More than two decades ago, on the opening page of the book We’ve Had a Hundred Years of Psychotherapy—And the World’s Getting Worse, psychologist James Hillman told his coauthor, writer Michael Ventura, why he thought psychotherapy was—already, back then!—at a dead end. “We’re working on our relationships constantly, and our feelings and reflections, but look what’s left out of that . . . a deteriorating world. . . . By removing the soul from the world and not recognizing that the soul is also in the world, psychotherapy can’t do its job any more. The buildings are sick, the institutions are sick, the banking system is sick, the schools, the streets—the sickness is out there.”
I’m half-inclined to stop right there, since what Hillman was saying is still true today—except that it’s so much truer now than it was even then. If the world’s mental health was “getting worse” in 1992, it’s gone catastrophically downhill since. The numbers cited in Jonathon Rottenberg’s cover article in this issue are stunning. The suicide rate for adults is up 25 percent since 1999. Depression is expected to produce more death and disability by 2030 than war, accidents, cancer, stroke, and heart disease. This is in spite of the fact that antidepressant use has increased 400 percent since 1988—not to mention the vast industry of self-help books published since then! Depression is becoming the most important public health issue in the world.
Furthermore, as Hillman suggested way back then, depression doesn’t happen in a social vacuum. It may be our civilization itself, our high living standards, but also the stresses and strains of modern life and our relentless competition and unflagging desire for more—more money, more status, more power, more stuff, more happiness—that create the conditions for chronic low mood.
And yet, in spite of profound historical changes that make us more vulnerable to depression, the entire mental health establishment still regards the condition much as it did more than two decades ago—as an individual problem, confined within an individual skull, best approached with individual therapies or nostrums. In the face of massive evidence that “individual” depression is really a vast social and cultural problem inextricably linked to the habits, mores, and expectations of our era, our tunnel vision is remarkably unchanged. So why do we continually use a relentlessly individualized remedy to fight a socially mediated disorder?
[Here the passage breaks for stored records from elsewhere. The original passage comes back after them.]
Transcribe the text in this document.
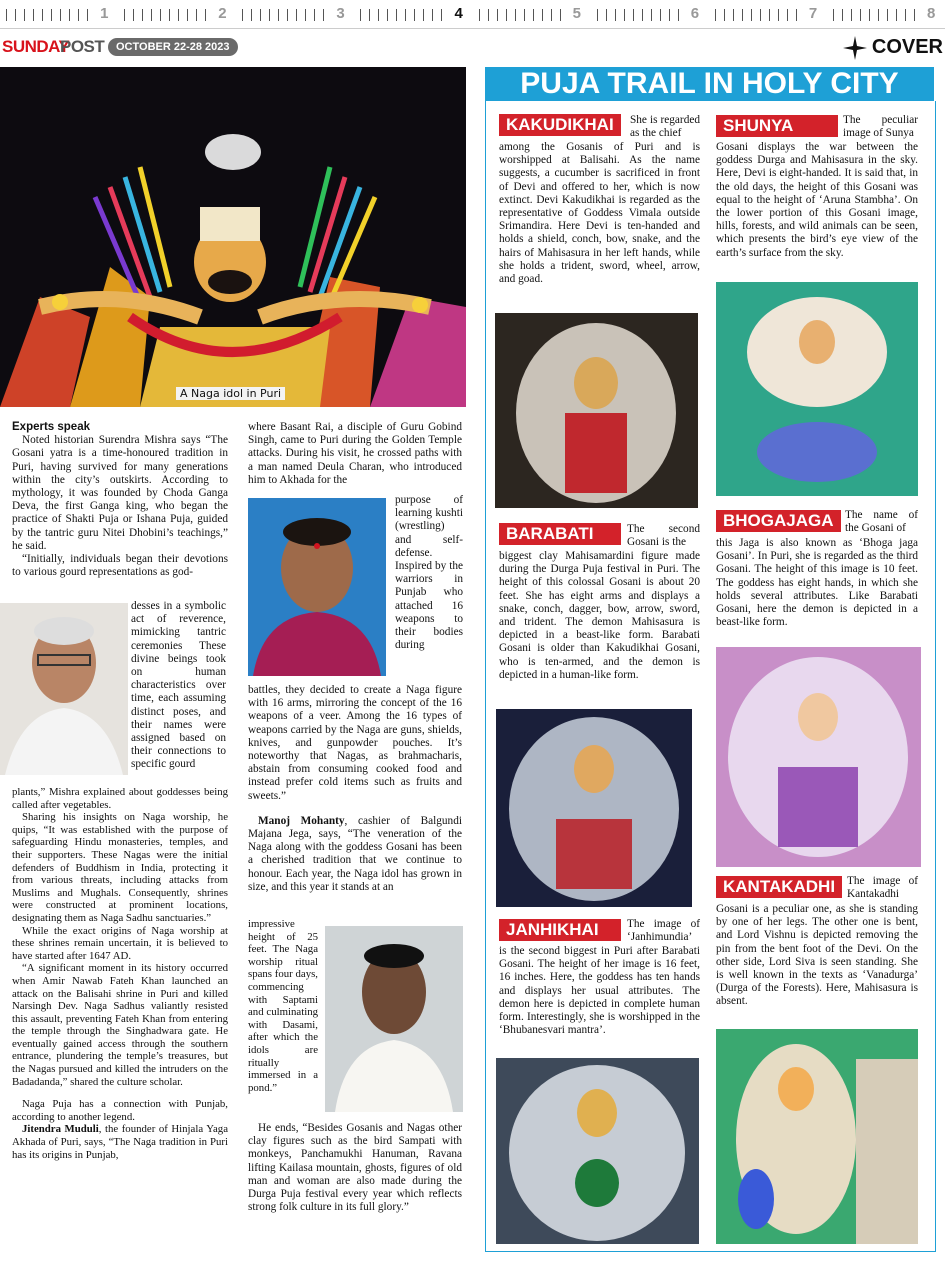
1	2	3	4	5	6	7	8
SUNDAY
POST	OCTOBER 22-28 2023	COVER
A Naga idol in Puri
Experts speak

Noted historian Surendra Mishra says “The Gosani yatra is a time-honoured tradition in Puri, having survived for many generations within the city’s outskirts. According to mythology, it was founded by Choda Ganga Deva, the first Ganga king, who began the practice of Shakti Puja or Ishana Puja, guided by the tantric guru Nitei Dhobini’s teachings,” he said.

“Initially, individuals began their devotions to various gourd representations as god-

desses in a symbolic act of reverence, mimicking tantric ceremonies These divine beings took on human characteristics over time, each assuming distinct poses, and their names were assigned based on their connections to specific gourd

plants,” Mishra explained about goddesses being called after vegetables.

Sharing his insights on Naga worship, he quips, “It was established with the purpose of safeguarding Hindu monasteries, temples, and their supporters. These Nagas were the initial defenders of Buddhism in India, protecting it from various threats, including attacks from Muslims and Mughals. Consequently, shrines were constructed at prominent locations, designating them as Naga Sadhu sanctuaries.”

While the exact origins of Naga worship at these shrines remain uncertain, it is believed to have started after 1647 AD.

“A significant moment in its history occurred when Amir Nawab Fateh Khan launched an attack on the Balisahi shrine in Puri and killed Narsingh Dev. Naga Sadhus valiantly resisted this assault, preventing Fateh Khan from entering the temple through the Singhadwara gate. He eventually gained access through the southern entrance, plundering the temple’s treasures, but the Nagas pursued and killed the intruders on the Badadanda,” shared the culture scholar.

Naga Puja has a connection with Punjab, according to another legend.

Jitendra Muduli, the founder of Hinjala Yaga Akhada of Puri, says, “The Naga tradition in Puri has its origins in Punjab,

where Basant Rai, a disciple of Guru Gobind Singh, came to Puri during the Golden Temple attacks. During his visit, he crossed paths with a man named Deula Charan, who introduced him to Akhada for the

purpose of learning kushti (wrestling) and self-defense. Inspired by the warriors in Punjab who attached 16 weapons to their bodies during

battles, they decided to create a Naga figure with 16 arms, mirroring the concept of the 16 weapons of a veer. Among the 16 types of weapons carried by the Naga are guns, shields, knives, and gunpowder pouches. It’s noteworthy that Nagas, as brahmacharis, abstain from consuming cooked food and instead prefer cold items such as fruits and sweets.”

Manoj Mohanty, cashier of Balgundi Majana Jega, says, “The veneration of the Naga along with the goddess Gosani has been a cherished tradition that we continue to honour. Each year, the Naga idol has grown in size, and this year it stands at an

impressive height of 25 feet. The Naga worship ritual spans four days, commencing with Saptami and culminating with Dasami, after which the idols are ritually immersed in a pond.”

He ends, “Besides Gosanis and Nagas other clay figures such as the bird Sampati with monkeys, Panchamukhi Hanuman, Ravana lifting Kailasa mountain, ghosts, figures of old man and woman are also made during the Durga Puja festival every year which reflects strong folk culture in its full glory.”

PUJA TRAIL IN HOLY CITY
KAKUDIKHAI	She is regarded as the chief
among the Gosanis of Puri and is worshipped at Balisahi. As the name suggests, a cucumber is sacrificed in front of Devi and offered to her, which is now extinct. Devi Kakudikhai is regarded as the representative of Goddess Vimala outside Srimandira. Here Devi is ten-handed and holds a shield, conch, bow, snake, and the hairs of Mahisasura in her left hands, while she holds a trident, sword, wheel, arrow, and goad.
SHUNYA	The peculiar image of Sunya
Gosani displays the war between the goddess Durga and Mahisasura in the sky. Here, Devi is eight-handed. It is said that, in the old days, the height of this Gosani was equal to the height of ‘Aruna Stambha’. On the lower portion of this Gosani image, hills, forests, and wild animals can be seen, which presents the bird’s eye view of the earth’s surface from the sky.
BARABATI	The second Gosani is the
biggest clay Mahisamardini figure made during the Durga Puja festival in Puri. The height of this colossal Gosani is about 20 feet. She has eight arms and displays a snake, conch, dagger, bow, arrow, sword, and trident. The demon Mahisasura is depicted in a beast-like form. Barabati Gosani is older than Kakudikhai Gosani, who is ten-armed, and the demon is depicted in a human-like form.
BHOGAJAGA	The name of the Gosani of
this Jaga is also known as ‘Bhoga jaga Gosani’. In Puri, she is regarded as the third Gosani. The height of this image is 10 feet. The goddess has eight hands, in which she holds several attributes. Like Barabati Gosani, here the demon is depicted in a beast-like form.
JANHIKHAI	The image of ‘Janhimundia’
is the second biggest in Puri after Barabati Gosani. The height of her image is 16 feet, 16 inches. Here, the goddess has ten hands and displays her usual attributes. The demon here is depicted in complete human form. Interestingly, she is worshipped in the ‘Bhubanesvari mantra’.
KANTAKADHI	The image of Kantakadhi
Gosani is a peculiar one, as she is standing by one of her legs. The other one is bent, and Lord Vishnu is depicted removing the pin from the bent foot of the Devi. On the other side, Lord Siva is seen standing. She is well known in the texts as ‘Vanadurga’ (Durga of the Forests). Here, Mahisasura is absent.
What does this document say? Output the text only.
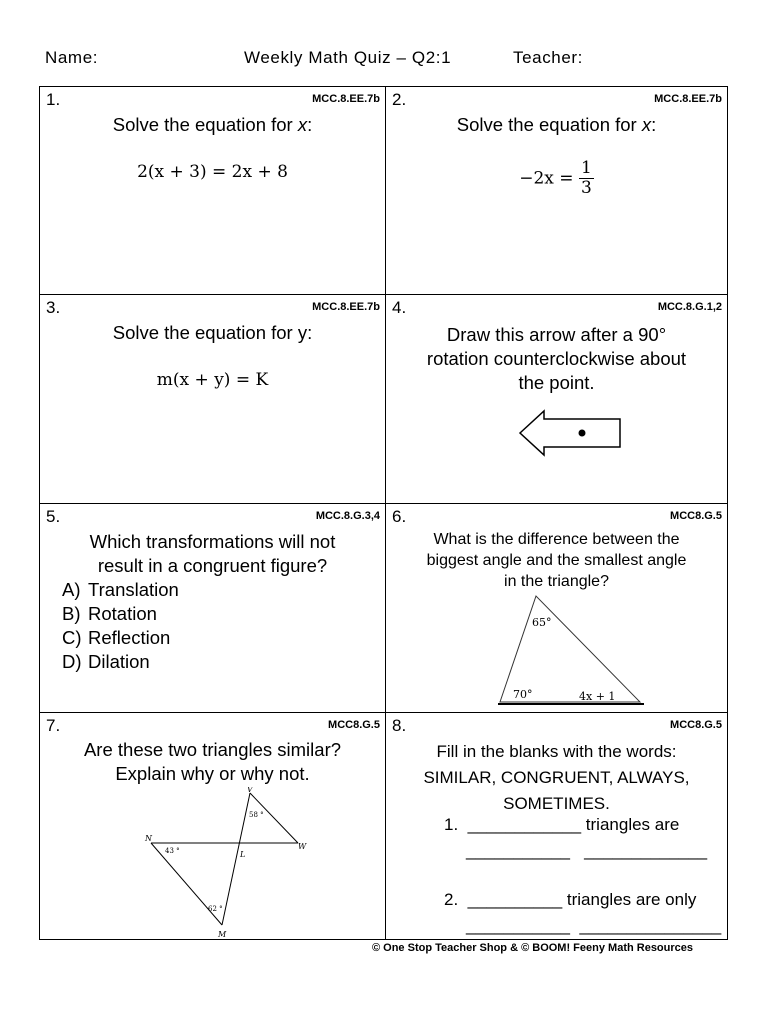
Name:	Weekly Math Quiz – Q2:1	Teacher:
1.	MCC.8.EE.7b
Solve the equation for x:
2(x + 3) = 2x + 8
2.	MCC.8.EE.7b
Solve the equation for x:
$-2x = \frac{1}{3}$
3.	MCC.8.EE.7b
Solve the equation for y:
m(x + y) = K
4.	MCC.8.G.1,2
Draw this arrow after a 90°
rotation counterclockwise about
the point.
5.	MCC.8.G.3,4
Which transformations will not
result in a congruent figure?
A) Translation
B) Rotation
C) Reflection
D) Dilation
6.	MCC8.G.5
What is the difference between the
biggest angle and the smallest angle
in the triangle?
65°
70°	4x + 1
7.	MCC8.G.5
Are these two triangles similar?
Explain why or why not.
V
N
L
W
M
58 °
43 °
62 °
8.	MCC8.G.5
Fill in the blanks with the words:
SIMILAR, CONGRUENT, ALWAYS,
SOMETIMES.
1.  ____________ triangles are
___________   _____________
2.  __________ triangles are only
___________  _______________
© One Stop Teacher Shop & © BOOM! Feeny Math Resources
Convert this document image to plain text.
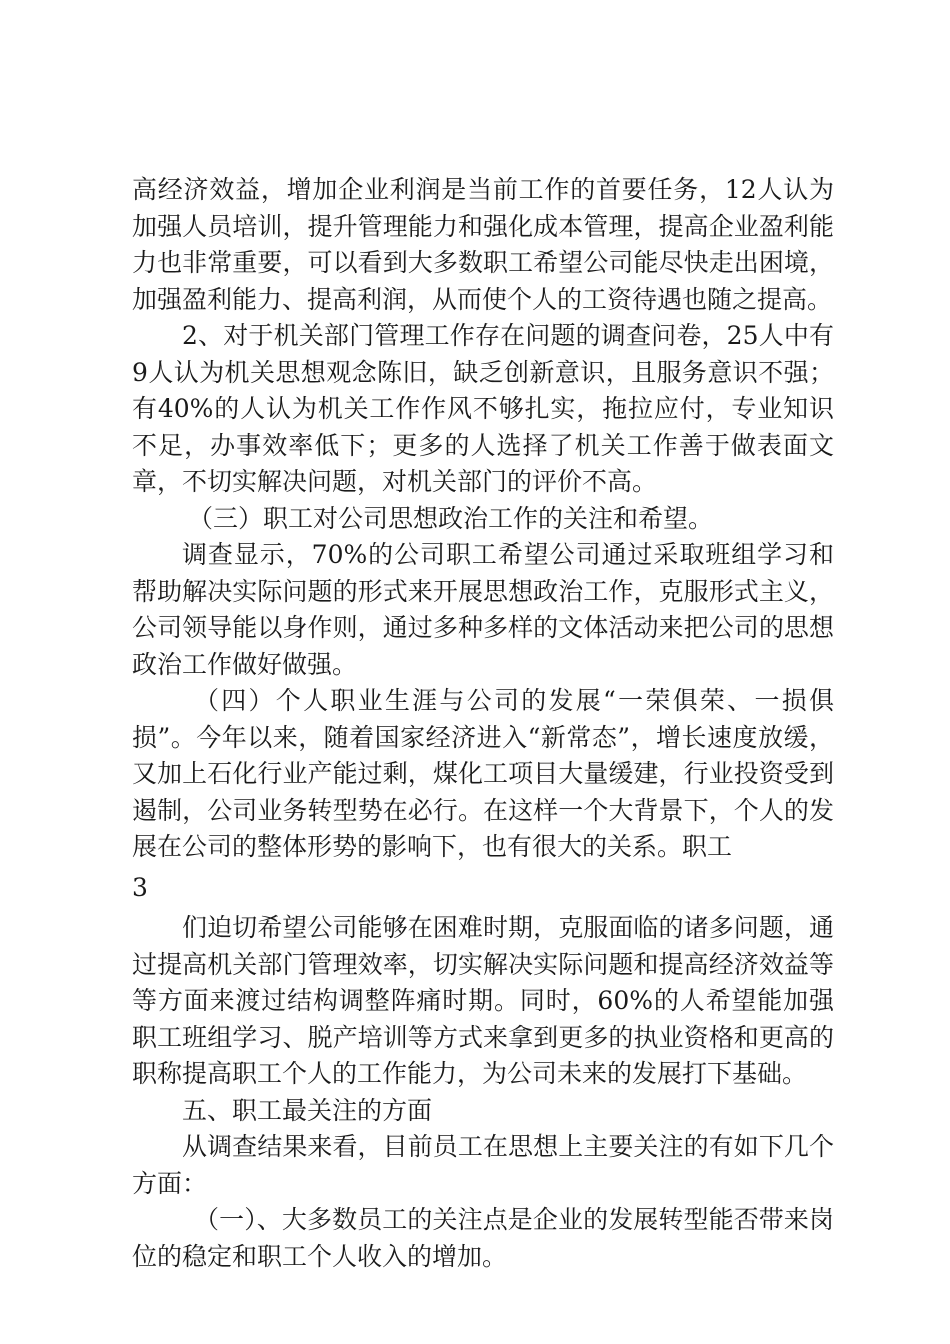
高经济效益，增加企业利润是当前工作的首要任务，12人认为加强人员培训，提升管理能力和强化成本管理，提高企业盈利能力也非常重要，可以看到大多数职工希望公司能尽快走出困境，加强盈利能力、提高利润，从而使个人的工资待遇也随之提高。

2、对于机关部门管理工作存在问题的调查问卷，25人中有9人认为机关思想观念陈旧，缺乏创新意识，且服务意识不强；有40%的人认为机关工作作风不够扎实，拖拉应付，专业知识不足，办事效率低下；更多的人选择了机关工作善于做表面文章，不切实解决问题，对机关部门的评价不高。

（三）职工对公司思想政治工作的关注和希望。

调查显示，70%的公司职工希望公司通过采取班组学习和帮助解决实际问题的形式来开展思想政治工作，克服形式主义，公司领导能以身作则，通过多种多样的文体活动来把公司的思想政治工作做好做强。

（四）个人职业生涯与公司的发展“一荣俱荣、一损俱损”。今年以来，随着国家经济进入“新常态”，增长速度放缓，又加上石化行业产能过剩，煤化工项目大量缓建，行业投资受到遏制，公司业务转型势在必行。在这样一个大背景下，个人的发展在公司的整体形势的影响下，也有很大的关系。职工

3

们迫切希望公司能够在困难时期，克服面临的诸多问题，通过提高机关部门管理效率，切实解决实际问题和提高经济效益等等方面来渡过结构调整阵痛时期。同时，60%的人希望能加强职工班组学习、脱产培训等方式来拿到更多的执业资格和更高的职称提高职工个人的工作能力，为公司未来的发展打下基础。

五、职工最关注的方面

从调查结果来看，目前员工在思想上主要关注的有如下几个方面：

（一）、大多数员工的关注点是企业的发展转型能否带来岗位的稳定和职工个人收入的增加。
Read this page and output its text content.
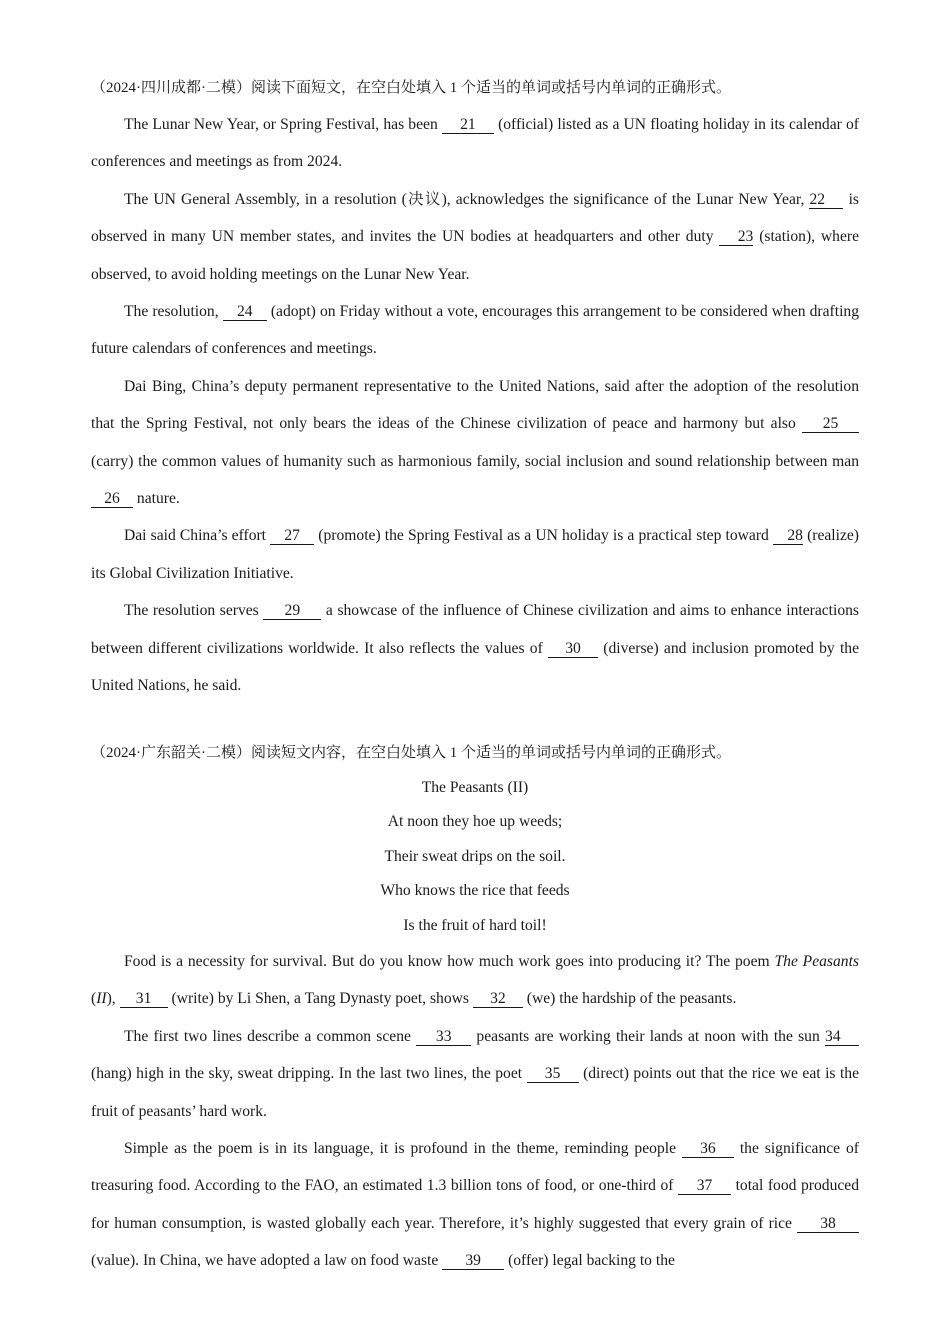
（2024·四川成都·二模）阅读下面短文，在空白处填入 1 个适当的单词或括号内单词的正确形式。

The Lunar New Year, or Spring Festival, has been 21 (official) listed as a UN floating holiday in its calendar of conferences and meetings as from 2024.

The UN General Assembly, in a resolution (决议), acknowledges the significance of the Lunar New Year, 22 is observed in many UN member states, and invites the UN bodies at headquarters and other duty 23 (station), where observed, to avoid holding meetings on the Lunar New Year.

The resolution, 24 (adopt) on Friday without a vote, encourages this arrangement to be considered when drafting future calendars of conferences and meetings.

Dai Bing, China’s deputy permanent representative to the United Nations, said after the adoption of the resolution that the Spring Festival, not only bears the ideas of the Chinese civilization of peace and harmony but also 25 (carry) the common values of humanity such as harmonious family, social inclusion and sound relationship between man 26 nature.

Dai said China’s effort 27 (promote) the Spring Festival as a UN holiday is a practical step toward 28 (realize) its Global Civilization Initiative.

The resolution serves 29 a showcase of the influence of Chinese civilization and aims to enhance interactions between different civilizations worldwide. It also reflects the values of 30 (diverse) and inclusion promoted by the United Nations, he said.

（2024·广东韶关·二模）阅读短文内容，在空白处填入 1 个适当的单词或括号内单词的正确形式。

The Peasants (II)

At noon they hoe up weeds;

Their sweat drips on the soil.

Who knows the rice that feeds

Is the fruit of hard toil!

Food is a necessity for survival. But do you know how much work goes into producing it? The poem The Peasants (II), 31 (write) by Li Shen, a Tang Dynasty poet, shows 32 (we) the hardship of the peasants.

The first two lines describe a common scene 33 peasants are working their lands at noon with the sun 34 (hang) high in the sky, sweat dripping. In the last two lines, the poet 35 (direct) points out that the rice we eat is the fruit of peasants’ hard work.

Simple as the poem is in its language, it is profound in the theme, reminding people 36 the significance of treasuring food. According to the FAO, an estimated 1.3 billion tons of food, or one-third of 37 total food produced for human consumption, is wasted globally each year. Therefore, it’s highly suggested that every grain of rice 38 (value). In China, we have adopted a law on food waste 39 (offer) legal backing to the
Therapy’s individual focus can be a weakness, certainly, but that focus is also its glory. A particular kind of personal, individual (to use those “bad” words) relationship is what makes it work, what helps people, including depressed people, get better. And it hardly needs mentioning that people experiencing suicidal despair won’t be helped much by getting a lecture on the downsides of 21st-century civilization.
Still, it seems reasonable to ask whether as therapists we don’t have a public health responsibility to educate people about the role played by our society in generating unprecedented levels of depression. We should be aware—and make our clients aware—that they’re not in some way abnormal or deficient because they’re depressed. Just the opposite. If we accept Rottenberg’s persuasive account of the evolutionary impulses of our brains—that depression and anxiety are built into our genome—and we live in a time that specifically evokes them, being depressed is, sadly, a pretty normal way to be!
While this issue of the Networker offers no Big Answers to what we can do as a field to address the growing problem of depression, at the very least it proposes that we begin to bring a broader social consciousness into our work than simply assigning DSM-5 labels to the clients who pass through our offices.